Effective wearable technology to monitor health indicators is a step closer after KAUST researchers developed flexible electronic circuits that continue to work even when bent and folded like a thin piece of paper.
While there has been rapid progress made in flexible electronics, the challenge remains to find suitable materials that retain excellent electrical performance even when bent or strained. Most electronic devices are currently based on silicon, which has excellent electrical properties as well as being abundant and cheap. However, silicon’s usefulness is limited because it is unyielding and brittle.
Muhammad Mustafa Hussain from the Division of Computer, Electrical and Mathematical Science and Engineering and colleagues have now designed a flexible electronic circuit which keeps functioning even when bent sharply many times. Their approach was to first create the electronic components on a conventional silicon substrate and then show how these can be transposed onto a more malleable substrate1.
Hussein explains that bendable circuits have many potential uses — such as devices that could be attached directly to the skin to continuously monitor a patient’s pulse, blood pressure or blood glucose level, negating the need for needles or finger pricks. A device’s reliability, however, is compromised by repeated flexing of the circuit. “The finger joint and the shoulder have different bending radii and, in the case of the jaw, a flexible device bends many times as we talk and eat,” says Hussain.

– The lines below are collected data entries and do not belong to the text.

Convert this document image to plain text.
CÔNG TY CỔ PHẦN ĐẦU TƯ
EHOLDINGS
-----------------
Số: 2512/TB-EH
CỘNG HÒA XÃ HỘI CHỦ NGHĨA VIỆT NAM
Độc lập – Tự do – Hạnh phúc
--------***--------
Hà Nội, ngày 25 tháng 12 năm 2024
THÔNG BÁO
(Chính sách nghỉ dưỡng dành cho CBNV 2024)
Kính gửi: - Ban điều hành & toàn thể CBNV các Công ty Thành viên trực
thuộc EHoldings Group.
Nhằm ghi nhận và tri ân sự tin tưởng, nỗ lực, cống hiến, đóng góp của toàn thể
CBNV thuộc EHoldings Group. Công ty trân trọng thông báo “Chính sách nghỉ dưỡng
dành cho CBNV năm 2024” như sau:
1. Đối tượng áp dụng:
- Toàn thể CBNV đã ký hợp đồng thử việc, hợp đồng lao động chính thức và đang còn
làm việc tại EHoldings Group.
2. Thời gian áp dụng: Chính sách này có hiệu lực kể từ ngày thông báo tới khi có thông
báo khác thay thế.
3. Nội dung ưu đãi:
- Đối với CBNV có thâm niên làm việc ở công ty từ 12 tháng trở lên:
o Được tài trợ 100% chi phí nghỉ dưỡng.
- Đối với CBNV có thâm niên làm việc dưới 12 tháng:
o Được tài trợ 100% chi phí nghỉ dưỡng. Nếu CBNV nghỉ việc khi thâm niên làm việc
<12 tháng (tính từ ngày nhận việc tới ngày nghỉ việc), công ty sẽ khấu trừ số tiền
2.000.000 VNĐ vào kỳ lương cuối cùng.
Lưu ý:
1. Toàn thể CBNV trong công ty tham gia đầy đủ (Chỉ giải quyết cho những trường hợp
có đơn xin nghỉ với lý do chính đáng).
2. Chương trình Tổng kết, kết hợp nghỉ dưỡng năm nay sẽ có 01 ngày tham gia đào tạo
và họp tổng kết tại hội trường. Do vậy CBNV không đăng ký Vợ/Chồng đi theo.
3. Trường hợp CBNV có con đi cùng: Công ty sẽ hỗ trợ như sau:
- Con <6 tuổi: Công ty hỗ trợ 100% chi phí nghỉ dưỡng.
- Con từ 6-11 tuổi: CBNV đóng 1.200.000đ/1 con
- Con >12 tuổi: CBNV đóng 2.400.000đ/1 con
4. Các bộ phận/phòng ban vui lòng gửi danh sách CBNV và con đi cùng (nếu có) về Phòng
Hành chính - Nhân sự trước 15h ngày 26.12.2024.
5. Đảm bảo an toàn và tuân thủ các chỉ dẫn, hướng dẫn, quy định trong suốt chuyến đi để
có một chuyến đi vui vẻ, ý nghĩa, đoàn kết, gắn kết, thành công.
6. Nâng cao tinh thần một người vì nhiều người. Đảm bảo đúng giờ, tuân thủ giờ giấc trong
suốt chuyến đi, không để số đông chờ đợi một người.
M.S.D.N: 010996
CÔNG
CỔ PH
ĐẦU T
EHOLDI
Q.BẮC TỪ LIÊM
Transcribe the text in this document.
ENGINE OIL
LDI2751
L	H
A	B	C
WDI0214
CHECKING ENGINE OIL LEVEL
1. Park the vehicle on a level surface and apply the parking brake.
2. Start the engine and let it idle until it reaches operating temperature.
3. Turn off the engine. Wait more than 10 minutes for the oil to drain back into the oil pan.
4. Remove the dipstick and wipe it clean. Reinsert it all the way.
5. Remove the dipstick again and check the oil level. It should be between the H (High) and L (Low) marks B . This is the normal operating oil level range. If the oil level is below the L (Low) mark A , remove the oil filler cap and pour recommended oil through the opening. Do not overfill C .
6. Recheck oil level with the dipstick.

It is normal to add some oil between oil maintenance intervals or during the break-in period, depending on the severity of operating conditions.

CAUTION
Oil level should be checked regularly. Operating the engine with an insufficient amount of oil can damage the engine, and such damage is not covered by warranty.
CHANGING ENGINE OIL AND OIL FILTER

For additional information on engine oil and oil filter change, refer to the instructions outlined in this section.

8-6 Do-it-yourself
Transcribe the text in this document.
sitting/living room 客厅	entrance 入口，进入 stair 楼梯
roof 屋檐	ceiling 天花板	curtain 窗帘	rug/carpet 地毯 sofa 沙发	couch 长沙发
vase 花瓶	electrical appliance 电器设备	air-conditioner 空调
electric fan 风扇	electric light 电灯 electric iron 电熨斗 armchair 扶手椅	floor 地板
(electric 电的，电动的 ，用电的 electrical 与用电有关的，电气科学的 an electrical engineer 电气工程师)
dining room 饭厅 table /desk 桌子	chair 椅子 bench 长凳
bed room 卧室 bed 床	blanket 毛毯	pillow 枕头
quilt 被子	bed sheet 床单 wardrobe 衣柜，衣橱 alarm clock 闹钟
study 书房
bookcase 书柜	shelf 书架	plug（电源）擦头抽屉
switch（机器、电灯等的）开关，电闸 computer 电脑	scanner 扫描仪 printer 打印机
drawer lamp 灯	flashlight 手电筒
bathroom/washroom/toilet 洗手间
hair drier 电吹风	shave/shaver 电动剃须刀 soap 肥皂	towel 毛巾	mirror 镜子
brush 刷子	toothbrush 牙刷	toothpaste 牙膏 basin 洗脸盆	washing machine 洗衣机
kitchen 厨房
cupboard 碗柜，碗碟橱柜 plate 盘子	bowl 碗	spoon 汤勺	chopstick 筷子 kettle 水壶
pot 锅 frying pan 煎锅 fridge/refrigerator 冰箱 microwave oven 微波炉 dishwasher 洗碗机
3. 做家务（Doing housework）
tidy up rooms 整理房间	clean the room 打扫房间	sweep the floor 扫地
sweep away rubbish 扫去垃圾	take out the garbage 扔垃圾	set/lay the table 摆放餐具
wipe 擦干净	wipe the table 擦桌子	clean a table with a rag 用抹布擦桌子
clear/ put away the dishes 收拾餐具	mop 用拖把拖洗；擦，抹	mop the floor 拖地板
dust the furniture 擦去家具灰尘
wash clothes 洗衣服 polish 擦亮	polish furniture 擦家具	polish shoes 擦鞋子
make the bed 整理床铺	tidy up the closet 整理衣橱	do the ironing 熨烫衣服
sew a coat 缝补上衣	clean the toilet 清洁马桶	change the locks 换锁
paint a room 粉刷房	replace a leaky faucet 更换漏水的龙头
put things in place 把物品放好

Building on past success with metal oxide semiconductors, Hussein's team set out to measure how acute and repetitive bending affects the performance of these flexible circuits. They fabricated their capacitors on a rigid silicon substrate then placed the sample in a gas that etches away the silicon, leaving only a thin fabric that is both flexible and semi-transparent. The researchers then put these circuits under a series of mechanical stresses to investigate how they affect their electrical properties.
First, they measured an essential capacitor property known as the breakdown voltage — the maximum voltage that can be applied across the device before it stops functioning properly. Surprisingly, they found that increasing the strain produced better performance. For example, when the capacitors were bent 180 degrees their device proved to be three times less prone to breakdown when bent at the small radius of curvature of 5 millimeters compared to a wider 50 millimeters curvature.
They then tested the decline in the device’s performance with repeated flexing. When the device was bent 50 times the function was reduced — the breakdown voltage fell to about 12 percent of its initial value — and after 100 bends it failed completely. The researchers attributed this to the fracture of the fabric, however, and now plan to try adding polymeric support to the final device to increase its endurance.